Его в полках знали. Много было офицеров знакомых по прежней службе. С уважением относились к нему и командиры полков.
      В ходе одной из проверок, а проверялся полк его сослуживца, уже после подведения итогов, рассказал ему командир полка одну поучительную историю. Похожа она была на ту, что когда-то у него в дивизионе произошла. Нет, речь шла не о проступке офицера, случай с солдатом был связан. Но он весьма поучителен.    Эту историю Владимир потом и Марьину рассказывал, только фамилии командиров не называл, незачем, ребята в рост пошли.
      Дело было так.
      Понедельник. Утро.
      Прибыв на службу, комбат понял: что-то случилось. Нюх у него на неприятности был особый. Внешне вроде всё в обычном режиме. Построение, развод на занятия, совещание офицеров, учебный корпус, подготовка к регламенту, ну и так далее. Но что-то не так. Вон начальник отделения шушукается с оператором, увидел, что комбат смотрит в его сторону, засуетился. Сержанты уж больно подтянутые сегодня, непривычно шарахаются в сторону при его приближении.  Старшина в каптёрку быстрее обычного умчался. Что-то не так.
      Комбат двинулся к начальнику второго отделения.
      — Иванцов, что глаза прячешь? Что-то не так?
      — Да нет, товарищ капитан, всё в порядке, всё в норме.
      — Ты мне пыль в глаза не пускай. Что случилось? Я же вижу, что-то случилось. Докладывай.
      — Да так. Может, всё ещё и обойдётся, сам придёт…
      — Кто придёт? Откуда придёт?! Кончай Ваньку валять! Что произошло?
      — ЧП у нас. Ефрейтора Михалика в батарее нет, и никто не знает где он.
      — И как это случилось? Когда он исчез? Почему?
      — Так ещё в субботу пропал. В наряд в столовую заступил и исчез.
      — Как! Нет бойца уже третий день, а я ничего не знаю?!
      — Так вы отдыхали, с семьёй были, я не рискнул вам звонить…
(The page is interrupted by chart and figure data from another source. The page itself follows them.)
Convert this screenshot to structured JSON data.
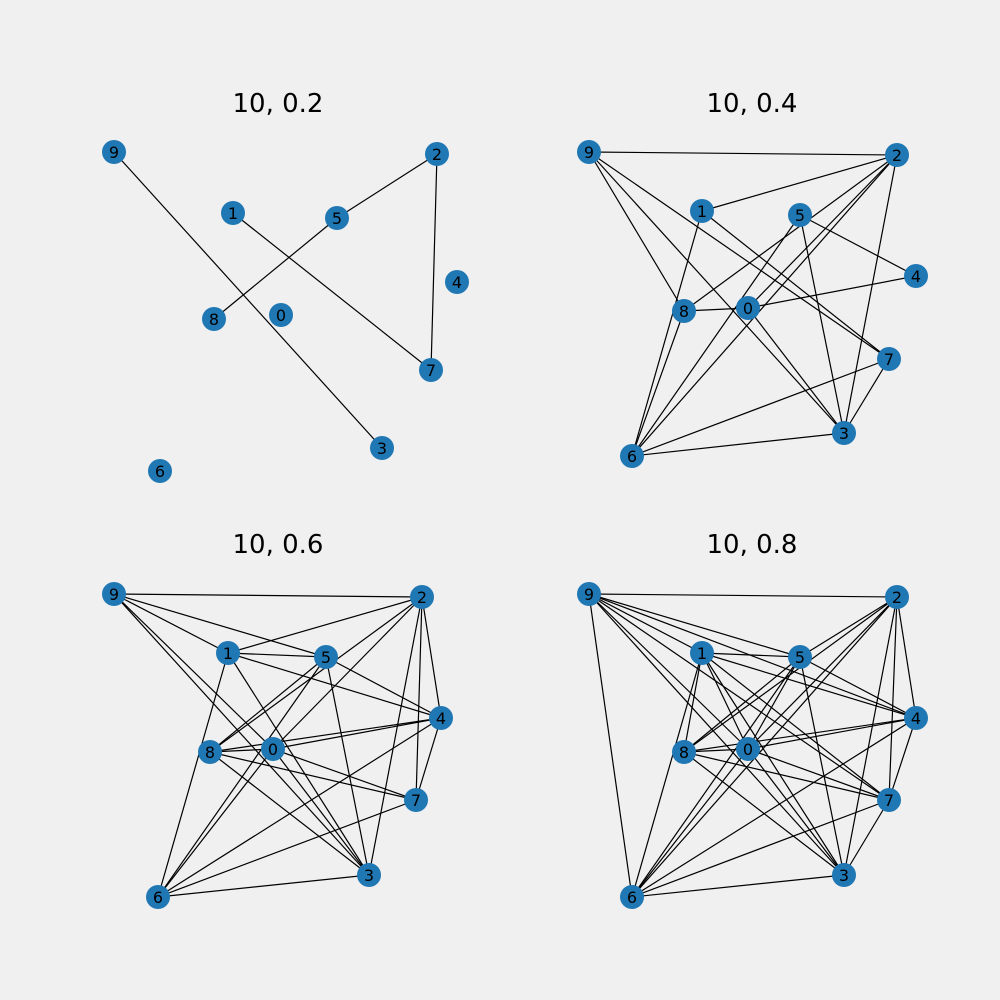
{
  "colors": {
    "background": "#f0f0f0",
    "node": "#1f77b4",
    "edge": "#000000",
    "label": "#000000"
  },
  "panels": [
    {
      "id": "p02",
      "title": "10, 0.2",
      "edges": [
        [
          9,
          3
        ],
        [
          1,
          7
        ],
        [
          2,
          5
        ],
        [
          2,
          7
        ],
        [
          5,
          8
        ]
      ]
    },
    {
      "id": "p04",
      "title": "10, 0.4",
      "edges": [
        [
          9,
          2
        ],
        [
          9,
          8
        ],
        [
          9,
          3
        ],
        [
          9,
          7
        ],
        [
          1,
          2
        ],
        [
          1,
          6
        ],
        [
          1,
          7
        ],
        [
          2,
          8
        ],
        [
          2,
          0
        ],
        [
          2,
          6
        ],
        [
          2,
          3
        ],
        [
          5,
          4
        ],
        [
          5,
          6
        ],
        [
          5,
          3
        ],
        [
          8,
          6
        ],
        [
          8,
          0
        ],
        [
          0,
          4
        ],
        [
          0,
          3
        ],
        [
          6,
          7
        ],
        [
          6,
          3
        ],
        [
          7,
          3
        ]
      ]
    },
    {
      "id": "p06",
      "title": "10, 0.6",
      "edges": [
        [
          9,
          2
        ],
        [
          9,
          1
        ],
        [
          9,
          5
        ],
        [
          9,
          3
        ],
        [
          9,
          0
        ],
        [
          1,
          2
        ],
        [
          1,
          5
        ],
        [
          1,
          4
        ],
        [
          1,
          6
        ],
        [
          1,
          3
        ],
        [
          2,
          8
        ],
        [
          2,
          0
        ],
        [
          2,
          3
        ],
        [
          2,
          7
        ],
        [
          2,
          4
        ],
        [
          5,
          8
        ],
        [
          5,
          4
        ],
        [
          5,
          3
        ],
        [
          4,
          8
        ],
        [
          4,
          0
        ],
        [
          4,
          6
        ],
        [
          4,
          7
        ],
        [
          8,
          0
        ],
        [
          8,
          7
        ],
        [
          8,
          3
        ],
        [
          0,
          7
        ],
        [
          0,
          6
        ],
        [
          0,
          3
        ],
        [
          6,
          7
        ],
        [
          6,
          3
        ],
        [
          6,
          5
        ]
      ]
    },
    {
      "id": "p08",
      "title": "10, 0.8",
      "edges": [
        [
          9,
          2
        ],
        [
          9,
          1
        ],
        [
          9,
          5
        ],
        [
          9,
          4
        ],
        [
          9,
          7
        ],
        [
          9,
          3
        ],
        [
          9,
          0
        ],
        [
          9,
          6
        ],
        [
          1,
          5
        ],
        [
          1,
          4
        ],
        [
          1,
          8
        ],
        [
          1,
          6
        ],
        [
          1,
          0
        ],
        [
          1,
          3
        ],
        [
          1,
          7
        ],
        [
          2,
          5
        ],
        [
          2,
          8
        ],
        [
          2,
          0
        ],
        [
          2,
          6
        ],
        [
          2,
          7
        ],
        [
          2,
          3
        ],
        [
          2,
          4
        ],
        [
          5,
          8
        ],
        [
          5,
          4
        ],
        [
          5,
          6
        ],
        [
          5,
          3
        ],
        [
          5,
          0
        ],
        [
          4,
          0
        ],
        [
          4,
          8
        ],
        [
          4,
          6
        ],
        [
          4,
          7
        ],
        [
          8,
          0
        ],
        [
          8,
          7
        ],
        [
          8,
          3
        ],
        [
          0,
          7
        ],
        [
          0,
          6
        ],
        [
          0,
          3
        ],
        [
          6,
          7
        ],
        [
          6,
          3
        ],
        [
          7,
          3
        ]
      ]
    }
  ]
}
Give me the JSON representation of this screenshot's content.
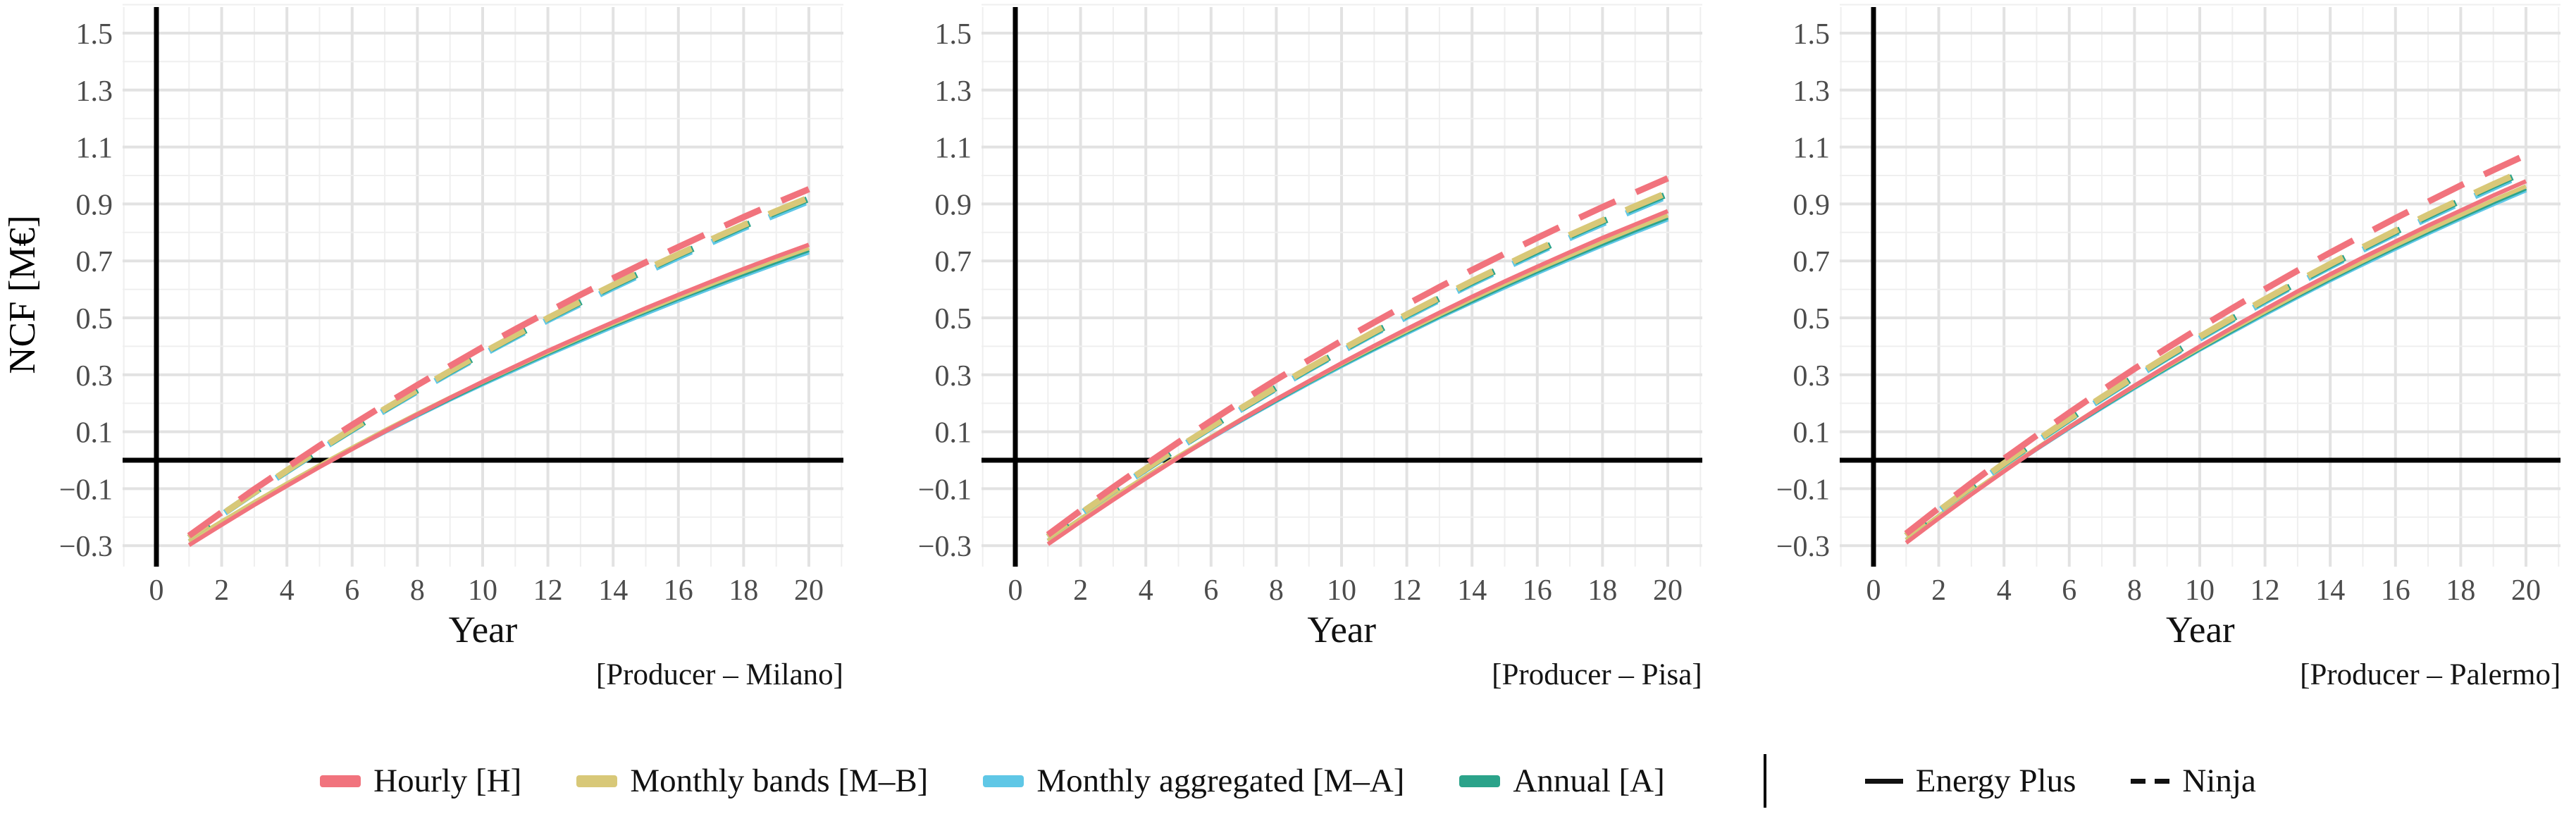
{
  "figure": {
    "ylabel": "NCF [M€]"
  },
  "styles": {
    "accent_red": "#F1737D",
    "accent_yellow": "#D8C878",
    "accent_blue": "#5FC7E6",
    "accent_teal": "#2BA38A",
    "axis_color": "#000000",
    "grid_major": "#e2e2e2",
    "grid_minor": "#efefef",
    "tick_color": "#4c4c4c"
  },
  "legend": {
    "models": [
      {
        "label": "Hourly [H]",
        "color": "#F1737D"
      },
      {
        "label": "Monthly bands [M–B]",
        "color": "#D8C878"
      },
      {
        "label": "Monthly aggregated [M–A]",
        "color": "#5FC7E6"
      },
      {
        "label": "Annual [A]",
        "color": "#2BA38A"
      }
    ],
    "sources": [
      {
        "label": "Energy Plus",
        "style": "solid"
      },
      {
        "label": "Ninja",
        "style": "dashed"
      }
    ]
  },
  "chart_data": [
    {
      "type": "line",
      "caption": "[Producer – Milano]",
      "xlabel": "Year",
      "ylabel": "NCF [M€]",
      "xlim": [
        -1,
        21
      ],
      "ylim": [
        -0.37,
        1.55
      ],
      "grid": true,
      "x": [
        1,
        2,
        3,
        4,
        5,
        6,
        7,
        8,
        9,
        10,
        11,
        12,
        13,
        14,
        15,
        16,
        17,
        18,
        19,
        20
      ],
      "x_ticks": [
        0,
        2,
        4,
        6,
        8,
        10,
        12,
        14,
        16,
        18,
        20
      ],
      "y_ticks": [
        {
          "v": 1.5,
          "label": "1.5"
        },
        {
          "v": 1.3,
          "label": "1.3"
        },
        {
          "v": 1.1,
          "label": "1.1"
        },
        {
          "v": 0.9,
          "label": "0.9"
        },
        {
          "v": 0.7,
          "label": "0.7"
        },
        {
          "v": 0.5,
          "label": "0.5"
        },
        {
          "v": 0.3,
          "label": "0.3"
        },
        {
          "v": 0.1,
          "label": "0.1"
        },
        {
          "v": -0.1,
          "label": "−0.1"
        },
        {
          "v": -0.3,
          "label": "−0.3"
        }
      ],
      "series": [
        {
          "model": "Monthly aggregated [M–A]",
          "source": "Energy Plus",
          "color": "#5FC7E6",
          "dashed": false,
          "values": [
            -0.285,
            -0.216,
            -0.149,
            -0.085,
            -0.022,
            0.04,
            0.099,
            0.157,
            0.213,
            0.267,
            0.319,
            0.371,
            0.42,
            0.469,
            0.515,
            0.561,
            0.605,
            0.648,
            0.69,
            0.73
          ]
        },
        {
          "model": "Annual [A]",
          "source": "Energy Plus",
          "color": "#2BA38A",
          "dashed": false,
          "values": [
            -0.285,
            -0.216,
            -0.148,
            -0.083,
            -0.02,
            0.042,
            0.102,
            0.16,
            0.216,
            0.271,
            0.324,
            0.376,
            0.426,
            0.475,
            0.522,
            0.568,
            0.612,
            0.655,
            0.697,
            0.738
          ]
        },
        {
          "model": "Monthly bands [M–B]",
          "source": "Energy Plus",
          "color": "#D8C878",
          "dashed": false,
          "values": [
            -0.285,
            -0.215,
            -0.147,
            -0.082,
            -0.018,
            0.044,
            0.105,
            0.163,
            0.22,
            0.275,
            0.328,
            0.38,
            0.431,
            0.48,
            0.527,
            0.573,
            0.618,
            0.662,
            0.704,
            0.745
          ]
        },
        {
          "model": "Hourly [H]",
          "source": "Energy Plus",
          "color": "#F1737D",
          "dashed": false,
          "values": [
            -0.298,
            -0.227,
            -0.157,
            -0.09,
            -0.024,
            0.039,
            0.101,
            0.161,
            0.219,
            0.276,
            0.33,
            0.384,
            0.435,
            0.485,
            0.534,
            0.581,
            0.627,
            0.672,
            0.715,
            0.757
          ]
        },
        {
          "model": "Monthly aggregated [M–A]",
          "source": "Ninja",
          "color": "#5FC7E6",
          "dashed": true,
          "values": [
            -0.272,
            -0.192,
            -0.114,
            -0.039,
            0.035,
            0.106,
            0.175,
            0.242,
            0.307,
            0.371,
            0.432,
            0.492,
            0.549,
            0.606,
            0.66,
            0.713,
            0.764,
            0.815,
            0.863,
            0.91
          ]
        },
        {
          "model": "Annual [A]",
          "source": "Ninja",
          "color": "#2BA38A",
          "dashed": true,
          "values": [
            -0.272,
            -0.191,
            -0.113,
            -0.037,
            0.037,
            0.108,
            0.178,
            0.246,
            0.311,
            0.375,
            0.437,
            0.497,
            0.555,
            0.612,
            0.666,
            0.72,
            0.771,
            0.822,
            0.871,
            0.918
          ]
        },
        {
          "model": "Monthly bands [M–B]",
          "source": "Ninja",
          "color": "#D8C878",
          "dashed": true,
          "values": [
            -0.272,
            -0.191,
            -0.113,
            -0.036,
            0.038,
            0.11,
            0.18,
            0.247,
            0.313,
            0.377,
            0.439,
            0.499,
            0.558,
            0.615,
            0.67,
            0.723,
            0.775,
            0.826,
            0.875,
            0.922
          ]
        },
        {
          "model": "Hourly [H]",
          "source": "Ninja",
          "color": "#F1737D",
          "dashed": true,
          "values": [
            -0.265,
            -0.183,
            -0.102,
            -0.025,
            0.051,
            0.124,
            0.195,
            0.264,
            0.331,
            0.397,
            0.46,
            0.521,
            0.581,
            0.639,
            0.695,
            0.749,
            0.802,
            0.854,
            0.904,
            0.952
          ]
        }
      ]
    },
    {
      "type": "line",
      "caption": "[Producer – Pisa]",
      "xlabel": "Year",
      "ylabel": "NCF [M€]",
      "xlim": [
        -1,
        21
      ],
      "ylim": [
        -0.37,
        1.55
      ],
      "grid": true,
      "x": [
        1,
        2,
        3,
        4,
        5,
        6,
        7,
        8,
        9,
        10,
        11,
        12,
        13,
        14,
        15,
        16,
        17,
        18,
        19,
        20
      ],
      "x_ticks": [
        0,
        2,
        4,
        6,
        8,
        10,
        12,
        14,
        16,
        18,
        20
      ],
      "y_ticks": [
        {
          "v": 1.5,
          "label": "1.5"
        },
        {
          "v": 1.3,
          "label": "1.3"
        },
        {
          "v": 1.1,
          "label": "1.1"
        },
        {
          "v": 0.9,
          "label": "0.9"
        },
        {
          "v": 0.7,
          "label": "0.7"
        },
        {
          "v": 0.5,
          "label": "0.5"
        },
        {
          "v": 0.3,
          "label": "0.3"
        },
        {
          "v": 0.1,
          "label": "0.1"
        },
        {
          "v": -0.1,
          "label": "−0.1"
        },
        {
          "v": -0.3,
          "label": "−0.3"
        }
      ],
      "series": [
        {
          "model": "Monthly aggregated [M–A]",
          "source": "Energy Plus",
          "color": "#5FC7E6",
          "dashed": false,
          "values": [
            -0.283,
            -0.206,
            -0.132,
            -0.06,
            0.01,
            0.078,
            0.144,
            0.208,
            0.27,
            0.331,
            0.389,
            0.446,
            0.502,
            0.555,
            0.607,
            0.658,
            0.707,
            0.755,
            0.801,
            0.846
          ]
        },
        {
          "model": "Annual [A]",
          "source": "Energy Plus",
          "color": "#2BA38A",
          "dashed": false,
          "values": [
            -0.283,
            -0.206,
            -0.131,
            -0.059,
            0.012,
            0.08,
            0.147,
            0.211,
            0.274,
            0.335,
            0.393,
            0.451,
            0.506,
            0.56,
            0.613,
            0.664,
            0.713,
            0.761,
            0.808,
            0.853
          ]
        },
        {
          "model": "Monthly bands [M–B]",
          "source": "Energy Plus",
          "color": "#D8C878",
          "dashed": false,
          "values": [
            -0.283,
            -0.206,
            -0.13,
            -0.057,
            0.014,
            0.082,
            0.149,
            0.214,
            0.277,
            0.338,
            0.398,
            0.455,
            0.511,
            0.566,
            0.619,
            0.67,
            0.719,
            0.768,
            0.815,
            0.86
          ]
        },
        {
          "model": "Hourly [H]",
          "source": "Energy Plus",
          "color": "#F1737D",
          "dashed": false,
          "values": [
            -0.295,
            -0.216,
            -0.139,
            -0.064,
            0.009,
            0.079,
            0.148,
            0.214,
            0.278,
            0.341,
            0.402,
            0.461,
            0.518,
            0.574,
            0.628,
            0.68,
            0.731,
            0.781,
            0.828,
            0.875
          ]
        },
        {
          "model": "Monthly aggregated [M–A]",
          "source": "Ninja",
          "color": "#5FC7E6",
          "dashed": true,
          "values": [
            -0.269,
            -0.188,
            -0.109,
            -0.033,
            0.042,
            0.114,
            0.184,
            0.252,
            0.318,
            0.382,
            0.444,
            0.504,
            0.563,
            0.62,
            0.675,
            0.729,
            0.781,
            0.831,
            0.88,
            0.928
          ]
        },
        {
          "model": "Annual [A]",
          "source": "Ninja",
          "color": "#2BA38A",
          "dashed": true,
          "values": [
            -0.269,
            -0.187,
            -0.108,
            -0.031,
            0.043,
            0.116,
            0.186,
            0.255,
            0.321,
            0.385,
            0.448,
            0.509,
            0.568,
            0.625,
            0.681,
            0.734,
            0.787,
            0.838,
            0.887,
            0.935
          ]
        },
        {
          "model": "Monthly bands [M–B]",
          "source": "Ninja",
          "color": "#D8C878",
          "dashed": true,
          "values": [
            -0.269,
            -0.187,
            -0.108,
            -0.03,
            0.045,
            0.117,
            0.188,
            0.257,
            0.324,
            0.388,
            0.451,
            0.512,
            0.571,
            0.629,
            0.684,
            0.739,
            0.791,
            0.842,
            0.892,
            0.94
          ]
        },
        {
          "model": "Hourly [H]",
          "source": "Ninja",
          "color": "#F1737D",
          "dashed": true,
          "values": [
            -0.262,
            -0.177,
            -0.095,
            -0.015,
            0.063,
            0.138,
            0.212,
            0.283,
            0.352,
            0.419,
            0.484,
            0.547,
            0.608,
            0.668,
            0.725,
            0.781,
            0.836,
            0.889,
            0.94,
            0.99
          ]
        }
      ]
    },
    {
      "type": "line",
      "caption": "[Producer – Palermo]",
      "xlabel": "Year",
      "ylabel": "NCF [M€]",
      "xlim": [
        -1,
        21
      ],
      "ylim": [
        -0.37,
        1.55
      ],
      "grid": true,
      "x": [
        1,
        2,
        3,
        4,
        5,
        6,
        7,
        8,
        9,
        10,
        11,
        12,
        13,
        14,
        15,
        16,
        17,
        18,
        19,
        20
      ],
      "x_ticks": [
        0,
        2,
        4,
        6,
        8,
        10,
        12,
        14,
        16,
        18,
        20
      ],
      "y_ticks": [
        {
          "v": 1.5,
          "label": "1.5"
        },
        {
          "v": 1.3,
          "label": "1.3"
        },
        {
          "v": 1.1,
          "label": "1.1"
        },
        {
          "v": 0.9,
          "label": "0.9"
        },
        {
          "v": 0.7,
          "label": "0.7"
        },
        {
          "v": 0.5,
          "label": "0.5"
        },
        {
          "v": 0.3,
          "label": "0.3"
        },
        {
          "v": 0.1,
          "label": "0.1"
        },
        {
          "v": -0.1,
          "label": "−0.1"
        },
        {
          "v": -0.3,
          "label": "−0.3"
        }
      ],
      "series": [
        {
          "model": "Monthly aggregated [M–A]",
          "source": "Energy Plus",
          "color": "#5FC7E6",
          "dashed": false,
          "values": [
            -0.28,
            -0.197,
            -0.116,
            -0.037,
            0.039,
            0.113,
            0.184,
            0.254,
            0.322,
            0.388,
            0.451,
            0.513,
            0.573,
            0.632,
            0.688,
            0.743,
            0.797,
            0.849,
            0.899,
            0.948
          ]
        },
        {
          "model": "Annual [A]",
          "source": "Energy Plus",
          "color": "#2BA38A",
          "dashed": false,
          "values": [
            -0.28,
            -0.196,
            -0.115,
            -0.036,
            0.04,
            0.115,
            0.187,
            0.257,
            0.325,
            0.391,
            0.455,
            0.518,
            0.578,
            0.637,
            0.694,
            0.749,
            0.803,
            0.855,
            0.906,
            0.955
          ]
        },
        {
          "model": "Monthly bands [M–B]",
          "source": "Energy Plus",
          "color": "#D8C878",
          "dashed": false,
          "values": [
            -0.28,
            -0.196,
            -0.114,
            -0.035,
            0.042,
            0.117,
            0.19,
            0.26,
            0.329,
            0.395,
            0.46,
            0.522,
            0.583,
            0.642,
            0.699,
            0.755,
            0.809,
            0.861,
            0.913,
            0.962
          ]
        },
        {
          "model": "Hourly [H]",
          "source": "Energy Plus",
          "color": "#F1737D",
          "dashed": false,
          "values": [
            -0.29,
            -0.204,
            -0.12,
            -0.039,
            0.04,
            0.116,
            0.19,
            0.262,
            0.332,
            0.4,
            0.466,
            0.53,
            0.593,
            0.653,
            0.712,
            0.768,
            0.824,
            0.877,
            0.93,
            0.98
          ]
        },
        {
          "model": "Monthly aggregated [M–A]",
          "source": "Ninja",
          "color": "#5FC7E6",
          "dashed": true,
          "values": [
            -0.265,
            -0.179,
            -0.095,
            -0.014,
            0.065,
            0.142,
            0.216,
            0.289,
            0.359,
            0.427,
            0.493,
            0.557,
            0.62,
            0.68,
            0.739,
            0.796,
            0.851,
            0.905,
            0.957,
            1.008
          ]
        },
        {
          "model": "Annual [A]",
          "source": "Ninja",
          "color": "#2BA38A",
          "dashed": true,
          "values": [
            -0.265,
            -0.178,
            -0.094,
            -0.012,
            0.067,
            0.144,
            0.219,
            0.292,
            0.362,
            0.431,
            0.497,
            0.562,
            0.624,
            0.685,
            0.744,
            0.802,
            0.857,
            0.912,
            0.964,
            1.015
          ]
        },
        {
          "model": "Monthly bands [M–B]",
          "source": "Ninja",
          "color": "#D8C878",
          "dashed": true,
          "values": [
            -0.265,
            -0.178,
            -0.093,
            -0.011,
            0.069,
            0.146,
            0.221,
            0.294,
            0.365,
            0.434,
            0.5,
            0.565,
            0.628,
            0.689,
            0.748,
            0.806,
            0.862,
            0.916,
            0.969,
            1.02
          ]
        },
        {
          "model": "Hourly [H]",
          "source": "Ninja",
          "color": "#F1737D",
          "dashed": true,
          "values": [
            -0.258,
            -0.168,
            -0.08,
            0.005,
            0.087,
            0.167,
            0.245,
            0.321,
            0.394,
            0.465,
            0.534,
            0.601,
            0.666,
            0.729,
            0.79,
            0.85,
            0.908,
            0.965,
            1.019,
            1.072
          ]
        }
      ]
    }
  ]
}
      Лицо комбата пошло пятнами. Иванцов попятился.
      — Товарищ капитан, это ещё не всё.
      Начальник второго отделения видимо решил всё, что гвоздём торчало у него в голове вот уже два дня, в секунду вывалить на комбата. Думал, что так будет легче. Всё одно — семь бед, один ответ. А что он, «двухгодичник» теряет, ничего ровным счётом, через полгода домой.
      — Товарищ капитан, Михалик в составе дежурной боевой смены пуска был.
      — Что???
      Вывалил, так вывалил.
      — Спасибо, дорогой, обрадовал. Третий день солдат, находящийся на боевом дежурстве, отсутствует в батарее. Это же не просто самоволка, это же не просто нарушение. Это нарушение правил несения боевого дежурства, это пре-сту-пле-ние!!! Ты меня слышишь, Иванцов?! Преступление!!!
      — Кто в дивизионе знает, кому доложил?
      — Да никому и не докладывал, думал сам придёт, обойдётся всё как-нибудь.
      — Искали?
      — Конечно, искали. Но солдаты или не знают где ефрейтор, или не хотят говорить.
      Комбат пошёл к казарме. Зашёл в канцелярию, присел к столу: «Как всё хорошо складывалось. Впервые в этом году два дня дома побыл. Мама приехала, с дочкой в парке погуляли. Женькин день рождения в кругу семьи отметили, три годика пацану исполнилось, умницей растёт. Так спокойно, комфортно на сердце было. И на тебе… В парке встретил кадровика дивизийного. Тот намекнул, что кандидатуру командира батареи рассматривают на должность заместителя командира дивизиона в соседний полк. С этим ЧП не то, что о повышении думать. Как бы с должности не слететь».
      — Дежурный! Офицеров ко мне!
      Через пять минут комбат вытряхивал душу из подчинённых.
      — Как это произошло?! Почему мне не доложили?! В чём дело… До каких пор…    Да я вас…
      Полютовав, он определил круг задач по поиску ефрейтора:
      — К семнадцати часам мы должны иметь полную ясность по происшедшему. Куда мог уйти ефрейтор. Почему. С какой целью. Один ли. Пересмотреть его личные вещи. Земляки, друзья, со всеми переговорить. С активом, сержантами особенно…
      В пять вечера была обозначена общая картина происшедшего. Оказалось, что в субботу у Михалика был день рождения, и он просил Иванцова отпустить в город позвонить матери домой. А поскольку заступить на боевое дежурство было некому, начальник второго отделения, пообещав ефрейтору увольнение, но только через неделю, подал его в список дежурной смены. А чтобы в день своего рождения солдат мог сытно поесть, не придумал ничего лучшего, как поставить его в наряд на кухню. Видимо солдат и решил уйти в самоволку.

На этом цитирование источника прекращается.